The unpleasant taste of bitterness and astringency of tannins can be increased with some flavors also. Sweetness, umami*, chili heat and bitterness can increase the unpleasant tannic flavors. On the other hand saltines and acidity in food helps them decrease. This is why tannic red wines pair so well with beef steak, lamb shank and beef burgers. For most of these dishes salt is used during the preparation and cooking. If we combine this with the tannin’s ability to bind with fatty proteins then we have a winning recipe.
*Umami: A savory taste very hard to isolate because it is usually present with other flavors such as salt. Think of how cooked mushrooms, oysters, maggi seasoning (msg) and soy sauce taste, that “yummy” flavor is Umami. Its harsh reaction with bitterness (tannins) can be reduced or balanced with the addition of acid or salt.
So what about Fish and Vegetables?
The above does not mean we can only enjoy red wine with meat. Red wines can also be paired with plenty of vegetables and fish. We just need to find the right red wine for that dish or change the way we prepare that dish.
The simplest solution would be to choose a very light, low tannin red wine from Pinot Noir or Corvina. These wines can go well with seafood dishes like grilled tuna or seafood stew. If now you prefer vegetables then a dish made out of grilled eggplants, zucchinis and sweet red peppers would also do.
But what happens now with red wines that have more tannins like a Maratheftiko, Cabernet Sauvignon and Shiraz? These wines tent to have a lot of tannins and are medium or full body. They can easily overpower vegetarian dishes and would feel very metallic with most fish.
The following are some simple rules we can follow to solve the above problems.

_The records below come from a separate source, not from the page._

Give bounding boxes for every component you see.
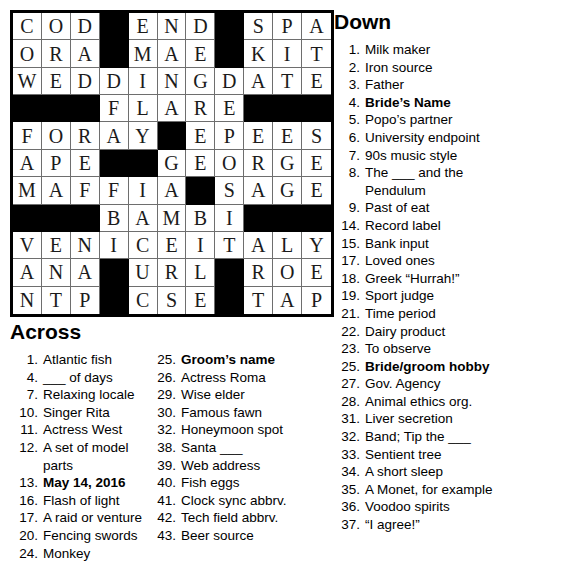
across-header: Across	[10, 320, 340, 344]
clue-text: Voodoo spirits	[365, 498, 497, 516]
letter-cell-r8c5: A	[129, 205, 158, 232]
clue-text: Popo’s partner	[365, 111, 497, 129]
clue-text: Bank input	[365, 235, 497, 253]
letter-cell-r9c11: Y	[302, 232, 331, 259]
clue-text: Greek “Hurrah!”	[365, 270, 497, 288]
clue-text: Dairy product	[365, 323, 497, 341]
across-clue-26: 26.Actress Roma	[152, 369, 332, 387]
clue-text: To observe	[365, 340, 497, 358]
letter-cell-r11c11: P	[302, 287, 331, 314]
clue-text: Beer source	[181, 527, 325, 545]
clue-text: Sport judge	[365, 287, 497, 305]
letter-cell-r6c6: G	[158, 150, 187, 177]
clue-text: Record label	[365, 217, 497, 235]
clue-text: Iron source	[365, 59, 497, 77]
across-clue-7: 7.Relaxing locale	[10, 386, 152, 404]
clue-number: 1.	[334, 41, 360, 59]
across-clue-42: 42.Tech field abbrv.	[152, 509, 332, 527]
letter-cell-r11c5: C	[129, 287, 158, 314]
block-cell-r6c4	[100, 150, 129, 177]
letter-cell-r3c2: E	[42, 68, 71, 95]
clue-text: A raid or venture	[43, 509, 147, 527]
letter-cell-r1c10: P	[273, 13, 302, 40]
clue-text: Past of eat	[365, 199, 497, 217]
letter-cell-r11c10: A	[273, 287, 302, 314]
block-cell-r4c1	[13, 95, 42, 122]
letter-cell-r3c10: T	[273, 68, 302, 95]
letter-cell-r9c3: N	[71, 232, 100, 259]
down-clue-2: 2.Iron source	[334, 59, 566, 77]
down-clue-22: 22.Dairy product	[334, 323, 566, 341]
across-clue-30: 30.Famous fawn	[152, 404, 332, 422]
across-clues-section: Across 1.Atlantic fish4.___ of days7.Rel…	[10, 320, 340, 562]
block-cell-r6c5	[129, 150, 158, 177]
block-cell-r11c8	[215, 287, 244, 314]
letter-cell-r11c1: N	[13, 287, 42, 314]
down-clues-section: Down 1.Milk maker2.Iron source3.Father4.…	[334, 10, 566, 534]
letter-cell-r5c11: S	[302, 122, 331, 149]
letter-cell-r9c2: E	[42, 232, 71, 259]
clue-number: 40.	[152, 474, 176, 492]
letter-cell-r11c3: P	[71, 287, 100, 314]
letter-cell-r6c1: A	[13, 150, 42, 177]
letter-cell-r6c2: P	[42, 150, 71, 177]
clue-number: 41.	[152, 492, 176, 510]
letter-cell-r7c5: I	[129, 177, 158, 204]
clue-number: 17.	[334, 252, 360, 270]
letter-cell-r7c10: G	[273, 177, 302, 204]
clue-number: 42.	[152, 509, 176, 527]
clue-number: 14.	[334, 217, 360, 235]
block-cell-r4c11	[302, 95, 331, 122]
letter-cell-r2c2: R	[42, 40, 71, 67]
clue-text: A Monet, for example	[365, 481, 497, 499]
clue-number: 38.	[152, 439, 176, 457]
clue-number: 7.	[334, 147, 360, 165]
letter-cell-r6c10: G	[273, 150, 302, 177]
letter-cell-r5c8: P	[215, 122, 244, 149]
letter-cell-r10c5: U	[129, 259, 158, 286]
block-cell-r8c3	[71, 205, 100, 232]
letter-cell-r11c6: S	[158, 287, 187, 314]
clue-text: Animal ethics org.	[365, 393, 497, 411]
letter-cell-r5c2: O	[42, 122, 71, 149]
clue-text: Fish eggs	[181, 474, 325, 492]
block-cell-r4c2	[42, 95, 71, 122]
block-cell-r8c9	[244, 205, 273, 232]
across-clue-43: 43.Beer source	[152, 527, 332, 545]
across-clue-11: 11.Actress West	[10, 421, 152, 439]
block-cell-r8c1	[13, 205, 42, 232]
letter-cell-r7c1: M	[13, 177, 42, 204]
down-clue-3: 3.Father	[334, 76, 566, 94]
clue-text: Tech field abbrv.	[181, 509, 325, 527]
letter-cell-r3c6: N	[158, 68, 187, 95]
clue-number: 1.	[10, 351, 38, 369]
clue-number: 9.	[334, 199, 360, 217]
clue-number: 19.	[334, 287, 360, 305]
letter-cell-r7c9: A	[244, 177, 273, 204]
across-clue-16: 16.Flash of light	[10, 492, 152, 510]
clue-text: Band; Tip the ___	[365, 428, 497, 446]
letter-cell-r4c8: E	[215, 95, 244, 122]
clue-number: 29.	[152, 386, 176, 404]
letter-cell-r7c4: F	[100, 177, 129, 204]
clue-text: Bride/groom hobby	[365, 358, 497, 376]
letter-cell-r3c8: D	[215, 68, 244, 95]
clue-number: 30.	[152, 404, 176, 422]
letter-cell-r10c7: L	[186, 259, 215, 286]
clue-number: 20.	[10, 527, 38, 545]
across-clue-39: 39.Web address	[152, 457, 332, 475]
clue-text: Loved ones	[365, 252, 497, 270]
across-clue-12: 12.A set of model parts	[10, 439, 152, 474]
clue-number: 17.	[10, 509, 38, 527]
clue-text: 90s music style	[365, 147, 497, 165]
letter-cell-r9c5: C	[129, 232, 158, 259]
clue-number: 25.	[152, 351, 176, 369]
clue-number: 18.	[334, 270, 360, 288]
letter-cell-r9c10: L	[273, 232, 302, 259]
clue-text: Bride’s Name	[365, 94, 497, 112]
down-clue-list: 1.Milk maker2.Iron source3.Father4.Bride…	[334, 41, 566, 534]
down-clue-17: 17.Loved ones	[334, 252, 566, 270]
clue-number: 13.	[10, 474, 38, 492]
clue-number: 26.	[152, 369, 176, 387]
letter-cell-r10c3: A	[71, 259, 100, 286]
letter-cell-r1c5: E	[129, 13, 158, 40]
down-clue-33: 33.Sentient tree	[334, 446, 566, 464]
clue-number: 12.	[10, 439, 38, 474]
block-cell-r8c2	[42, 205, 71, 232]
letter-cell-r5c9: E	[244, 122, 273, 149]
block-cell-r4c9	[244, 95, 273, 122]
letter-cell-r7c3: F	[71, 177, 100, 204]
letter-cell-r2c1: O	[13, 40, 42, 67]
block-cell-r2c8	[215, 40, 244, 67]
block-cell-r2c4	[100, 40, 129, 67]
letter-cell-r2c11: T	[302, 40, 331, 67]
block-cell-r8c11	[302, 205, 331, 232]
clue-text: Clock sync abbrv.	[181, 492, 325, 510]
clue-text: Father	[365, 76, 497, 94]
across-clue-40: 40.Fish eggs	[152, 474, 332, 492]
letter-cell-r9c9: A	[244, 232, 273, 259]
letter-cell-r1c9: S	[244, 13, 273, 40]
down-clue-25: 25.Bride/groom hobby	[334, 358, 566, 376]
clue-text: Wise elder	[181, 386, 325, 404]
letter-cell-r4c5: L	[129, 95, 158, 122]
letter-cell-r4c6: A	[158, 95, 187, 122]
clue-number: 7.	[10, 386, 38, 404]
down-clue-8: 8.The ___ and the Pendulum	[334, 164, 566, 199]
down-clue-14: 14.Record label	[334, 217, 566, 235]
clue-number: 3.	[334, 76, 360, 94]
letter-cell-r1c1: C	[13, 13, 42, 40]
letter-cell-r9c6: E	[158, 232, 187, 259]
down-clue-9: 9.Past of eat	[334, 199, 566, 217]
down-clue-6: 6.University endpoint	[334, 129, 566, 147]
clue-number: 16.	[10, 492, 38, 510]
across-clue-20: 20.Fencing swords	[10, 527, 152, 545]
letter-cell-r5c4: A	[100, 122, 129, 149]
letter-cell-r9c4: I	[100, 232, 129, 259]
letter-cell-r5c7: E	[186, 122, 215, 149]
letter-cell-r8c8: I	[215, 205, 244, 232]
clue-text: Actress Roma	[181, 369, 325, 387]
letter-cell-r9c1: V	[13, 232, 42, 259]
clue-text: Actress West	[43, 421, 147, 439]
clue-text: Santa ___	[181, 439, 325, 457]
letter-cell-r1c3: D	[71, 13, 100, 40]
across-clue-25: 25.Groom’s name	[152, 351, 332, 369]
block-cell-r1c4	[100, 13, 129, 40]
across-clue-10: 10.Singer Rita	[10, 404, 152, 422]
clue-number: 32.	[152, 421, 176, 439]
clue-number: 15.	[334, 235, 360, 253]
clue-number: 10.	[10, 404, 38, 422]
letter-cell-r11c7: E	[186, 287, 215, 314]
clue-text: Atlantic fish	[43, 351, 147, 369]
clue-text: The ___ and the Pendulum	[365, 164, 497, 199]
letter-cell-r6c9: R	[244, 150, 273, 177]
letter-cell-r9c7: I	[186, 232, 215, 259]
letter-cell-r10c1: A	[13, 259, 42, 286]
across-clue-29: 29.Wise elder	[152, 386, 332, 404]
across-clue-columns: 1.Atlantic fish4.___ of days7.Relaxing l…	[10, 351, 340, 562]
clue-number: 4.	[10, 369, 38, 387]
letter-cell-r10c9: R	[244, 259, 273, 286]
down-clue-37: 37.“I agree!”	[334, 516, 566, 534]
across-clue-13: 13.May 14, 2016	[10, 474, 152, 492]
clue-text: Web address	[181, 457, 325, 475]
down-clue-28: 28.Animal ethics org.	[334, 393, 566, 411]
crossword-grid: CODENDSPAORAMAEKITWEDDINGDATEFLAREFORAYE…	[10, 10, 334, 317]
down-clue-7: 7.90s music style	[334, 147, 566, 165]
down-clue-21: 21.Time period	[334, 305, 566, 323]
letter-cell-r11c9: T	[244, 287, 273, 314]
clue-number: 4.	[334, 94, 360, 112]
letter-cell-r2c9: K	[244, 40, 273, 67]
letter-cell-r8c4: B	[100, 205, 129, 232]
down-clue-34: 34.A short sleep	[334, 463, 566, 481]
clue-text: May 14, 2016	[43, 474, 147, 492]
letter-cell-r9c8: T	[215, 232, 244, 259]
letter-cell-r3c1: W	[13, 68, 42, 95]
clue-text: Fencing swords	[43, 527, 147, 545]
letter-cell-r3c4: D	[100, 68, 129, 95]
down-clue-19: 19.Sport judge	[334, 287, 566, 305]
clue-text: Gov. Agency	[365, 375, 497, 393]
clue-number: 5.	[334, 111, 360, 129]
letter-cell-r6c3: E	[71, 150, 100, 177]
letter-cell-r4c7: R	[186, 95, 215, 122]
clue-number: 8.	[334, 164, 360, 199]
letter-cell-r1c2: O	[42, 13, 71, 40]
letter-cell-r1c11: A	[302, 13, 331, 40]
letter-cell-r5c3: R	[71, 122, 100, 149]
clue-number: 6.	[334, 129, 360, 147]
across-clue-17: 17.A raid or venture	[10, 509, 152, 527]
clue-number: 24.	[10, 545, 38, 563]
clue-text: Liver secretion	[365, 410, 497, 428]
across-clue-list-col2: 25.Groom’s name26.Actress Roma29.Wise el…	[152, 351, 332, 562]
down-clue-15: 15.Bank input	[334, 235, 566, 253]
down-clue-23: 23.To observe	[334, 340, 566, 358]
letter-cell-r7c2: A	[42, 177, 71, 204]
down-clue-31: 31.Liver secretion	[334, 410, 566, 428]
down-header: Down	[334, 10, 566, 34]
clue-text: A short sleep	[365, 463, 497, 481]
down-clue-18: 18.Greek “Hurrah!”	[334, 270, 566, 288]
clue-text: Milk maker	[365, 41, 497, 59]
block-cell-r10c8	[215, 259, 244, 286]
clue-text: Time period	[365, 305, 497, 323]
across-clue-1: 1.Atlantic fish	[10, 351, 152, 369]
down-clue-35: 35.A Monet, for example	[334, 481, 566, 499]
letter-cell-r2c3: A	[71, 40, 100, 67]
clue-text: ___ of days	[43, 369, 147, 387]
clue-number: 2.	[334, 59, 360, 77]
down-clue-1: 1.Milk maker	[334, 41, 566, 59]
clue-number: 11.	[10, 421, 38, 439]
down-clue-27: 27.Gov. Agency	[334, 375, 566, 393]
letter-cell-r2c7: E	[186, 40, 215, 67]
across-clue-list-col1: 1.Atlantic fish4.___ of days7.Relaxing l…	[10, 351, 152, 562]
block-cell-r5c6	[158, 122, 187, 149]
clue-text: Sentient tree	[365, 446, 497, 464]
letter-cell-r8c7: B	[186, 205, 215, 232]
letter-cell-r2c10: I	[273, 40, 302, 67]
letter-cell-r2c5: M	[129, 40, 158, 67]
letter-cell-r10c10: O	[273, 259, 302, 286]
letter-cell-r3c3: D	[71, 68, 100, 95]
across-clue-32: 32.Honeymoon spot	[152, 421, 332, 439]
letter-cell-r6c11: E	[302, 150, 331, 177]
clue-text: Groom’s name	[181, 351, 325, 369]
letter-cell-r3c11: E	[302, 68, 331, 95]
letter-cell-r10c11: E	[302, 259, 331, 286]
letter-cell-r1c7: D	[186, 13, 215, 40]
block-cell-r4c10	[273, 95, 302, 122]
block-cell-r11c4	[100, 287, 129, 314]
letter-cell-r7c11: E	[302, 177, 331, 204]
block-cell-r7c7	[186, 177, 215, 204]
letter-cell-r2c6: A	[158, 40, 187, 67]
letter-cell-r3c5: I	[129, 68, 158, 95]
clue-text: Flash of light	[43, 492, 147, 510]
clue-number: 43.	[152, 527, 176, 545]
clue-text: Honeymoon spot	[181, 421, 325, 439]
across-clue-41: 41.Clock sync abbrv.	[152, 492, 332, 510]
block-cell-r4c3	[71, 95, 100, 122]
letter-cell-r6c8: O	[215, 150, 244, 177]
letter-cell-r8c6: M	[158, 205, 187, 232]
letter-cell-r3c9: A	[244, 68, 273, 95]
down-clue-4: 4.Bride’s Name	[334, 94, 566, 112]
letter-cell-r5c1: F	[13, 122, 42, 149]
letter-cell-r6c7: E	[186, 150, 215, 177]
down-clue-5: 5.Popo’s partner	[334, 111, 566, 129]
across-clue-4: 4.___ of days	[10, 369, 152, 387]
letter-cell-r1c6: N	[158, 13, 187, 40]
across-clue-38: 38.Santa ___	[152, 439, 332, 457]
letter-cell-r7c8: S	[215, 177, 244, 204]
down-clue-32: 32.Band; Tip the ___	[334, 428, 566, 446]
across-clue-24: 24.Monkey	[10, 545, 152, 563]
letter-cell-r5c5: Y	[129, 122, 158, 149]
letter-cell-r10c2: N	[42, 259, 71, 286]
letter-cell-r11c2: T	[42, 287, 71, 314]
block-cell-r10c4	[100, 259, 129, 286]
clue-text: Monkey	[43, 545, 147, 563]
letter-cell-r3c7: G	[186, 68, 215, 95]
clue-text: “I agree!”	[365, 516, 497, 534]
down-clue-36: 36.Voodoo spirits	[334, 498, 566, 516]
clue-text: Famous fawn	[181, 404, 325, 422]
clue-text: University endpoint	[365, 129, 497, 147]
letter-cell-r5c10: E	[273, 122, 302, 149]
clue-text: Relaxing locale	[43, 386, 147, 404]
letter-cell-r7c6: A	[158, 177, 187, 204]
block-cell-r1c8	[215, 13, 244, 40]
clue-number: 39.	[152, 457, 176, 475]
letter-cell-r4c4: F	[100, 95, 129, 122]
clue-text: Singer Rita	[43, 404, 147, 422]
letter-cell-r10c6: R	[158, 259, 187, 286]
clue-text: A set of model parts	[43, 439, 147, 474]
block-cell-r8c10	[273, 205, 302, 232]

- Just like with meat we will fist need plenty of proteins to help us with tannins. For vegan dishes that means food like black beans, lentils, white beans, tofu and tempeh (fermented soybeans). For fish dishes that could be salmon, tuna, halibut, octopus and anchovies.
- Now that we have a good base we will move on to the most important part, flavor and intensity. To do that we could add to our dish ingredients rich in umami flavor such as mushrooms (add texture also), tomatoes, cheese (vegan or not), seaweed, toasted nuts (pine, sesame), asparagus, carrot, soy sauce, miso, sweet potatoes, garlic and avocado. Now our meal will have a more meaty texture and savory taste. Umami as mentioned before does not pair well with tannins so we will need to add salt and/or acidity (e.g lemon) to bring balance.
- To turn up the intensity even more we could also add some powerful spices and herbs. These could be cumin seeds, smoked paprika, rosemary, thyme, black pepper, mustard seeds, cinnamon, curry, cardamom and saffron.
Food pairing example
Fikardos Maratheftiko 2014 paired with Red Wine and Tomato Octopus (Greek Kokkinisto Octapodi)
The 2014 Maratheftiko is a medium to full body wine with a lot of tannins. It has intense flavors of dark plum, blackberry, cherry, violet, vanilla and charred wood. So our target here is to pair all these components with our dish. In the above recipe the main ingredients we are using are: Octopus, olive oil, tomatoes, red wine, balsamic vinegar, onions, black pepper corns, allspice and bay leaves.
So fist we will need proteins and fat which we get from the octopus and olive oil. Next we will need a lot of flavor and especially something with a lot of umami. This will come from the cooked tomatoes and onions. The next step will be to balance out the harsh effect that umami gives to tannins so in this case we use red wine (adds acidity and a familiar flavor), balsamic vinegar and salt. To increase now the flavor intensity even more we are using black pepper corns, allspice and bay leaves.
We took something that traditionally does not pair well with tannic red wines and transformed into something that has all the necessary tools to fight them back.